A curt nod. "Oh, I certainly knew that."
"She told you?"
A hard look. "The police are the ones who told me. Phyllis and I have not spoken since Paul's funeral in March." He watched me grimly, waiting for what—it now dawned on me—he had known was coming since I had sat down.
Dragging it out unnecessarily, I said, "And the police raised the possibility with you that Paul's death might not have been suicide?"
He grunted. "They did raise that possibility."
A waiter in a white shirt and black bow tie appeared and asked if we were ready to order or if we needed a few more minutes. I asked for a draft and said we needed a few more minutes. After the waiter went away, I said to Bierly, "What evidence did the police have that pointed away from suicide toward accidental death? Or homicide, of course."
Bierly had been absently rotating a beer glass on the tabletop, but suddenly he stopped. "Now look. I know she thinks I killed Paul," he said tightly. "So let's just quit playing these fucking games. Can we just do that?" His face was red and the muscles in his forearms were taut, and he didn't look so philosophical anymore.
"That suits me," I said.
Bierly started rotating his glass again, faster this time. "One of the cops told me the line of crap she gave them—I was violent, and I was jealous, and I was a crazy queer who murdered Paul for his money, and I tried to cover it up by making it look as if her happy, well-adjusted little boy had committed suicide. Jesus, that woman!" Veins throbbed at the sides of his temples and on the big hairy hand that worked the beer glass.
I said, "You and Phyllis didn't hit it off too well, did you?"
This poor attempt to lighten Bierly's mood failed. He said, "She hired you to get me, didn't she?" Now the veins were bleeping faster. "The police checked me out and found out I had an alibi for the night Paul died—I drove my landlady to Utica, where her daughter had been in a car crash, and we didn't get back until four in the morning—but of course that wasn't enough for Phyllis. Phyllis knows what Phyllis knows. How much is she paying you to frame me, or just harass me, or whatever it is this is supposed to be?"
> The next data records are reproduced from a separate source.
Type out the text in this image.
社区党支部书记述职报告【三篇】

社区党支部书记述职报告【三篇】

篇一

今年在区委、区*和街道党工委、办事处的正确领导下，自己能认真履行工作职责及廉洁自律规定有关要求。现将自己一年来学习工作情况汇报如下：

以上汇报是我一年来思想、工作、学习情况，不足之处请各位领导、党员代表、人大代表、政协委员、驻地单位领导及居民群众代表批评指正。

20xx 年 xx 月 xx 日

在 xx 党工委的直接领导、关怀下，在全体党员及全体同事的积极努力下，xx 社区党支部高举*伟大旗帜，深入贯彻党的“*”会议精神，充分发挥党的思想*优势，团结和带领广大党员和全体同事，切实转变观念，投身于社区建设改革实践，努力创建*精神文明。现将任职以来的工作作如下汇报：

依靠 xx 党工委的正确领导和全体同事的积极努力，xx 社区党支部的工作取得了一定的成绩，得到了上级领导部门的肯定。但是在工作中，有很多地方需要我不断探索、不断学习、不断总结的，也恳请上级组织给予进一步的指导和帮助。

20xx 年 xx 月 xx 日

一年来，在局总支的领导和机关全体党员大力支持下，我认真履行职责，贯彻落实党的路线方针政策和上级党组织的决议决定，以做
He regarded me as if I were a plague bacterium deserving of fear, scorn, and, if it could be arranged, extermination. I said, "I have no interest in persecuting you, Larry. I haven't agreed to actually work for Phyllis Haig. I wanted to talk to you first. That's why I'm here. I'm not sure I want to get mixed up in this at all. The situation would interest me only if I became convinced that Paul Haig had actually been murdered. But you seem to be telling me that that was not the case."
The rotating beer glass came to a halt. "Oh, is that what I seem to be telling you? I don't think so."
"You're not telling me that Paul wasn't murdered?"
The waiter came back with my draft and asked if we'd like to order or if we needed a little more time. I said we needed a little more time.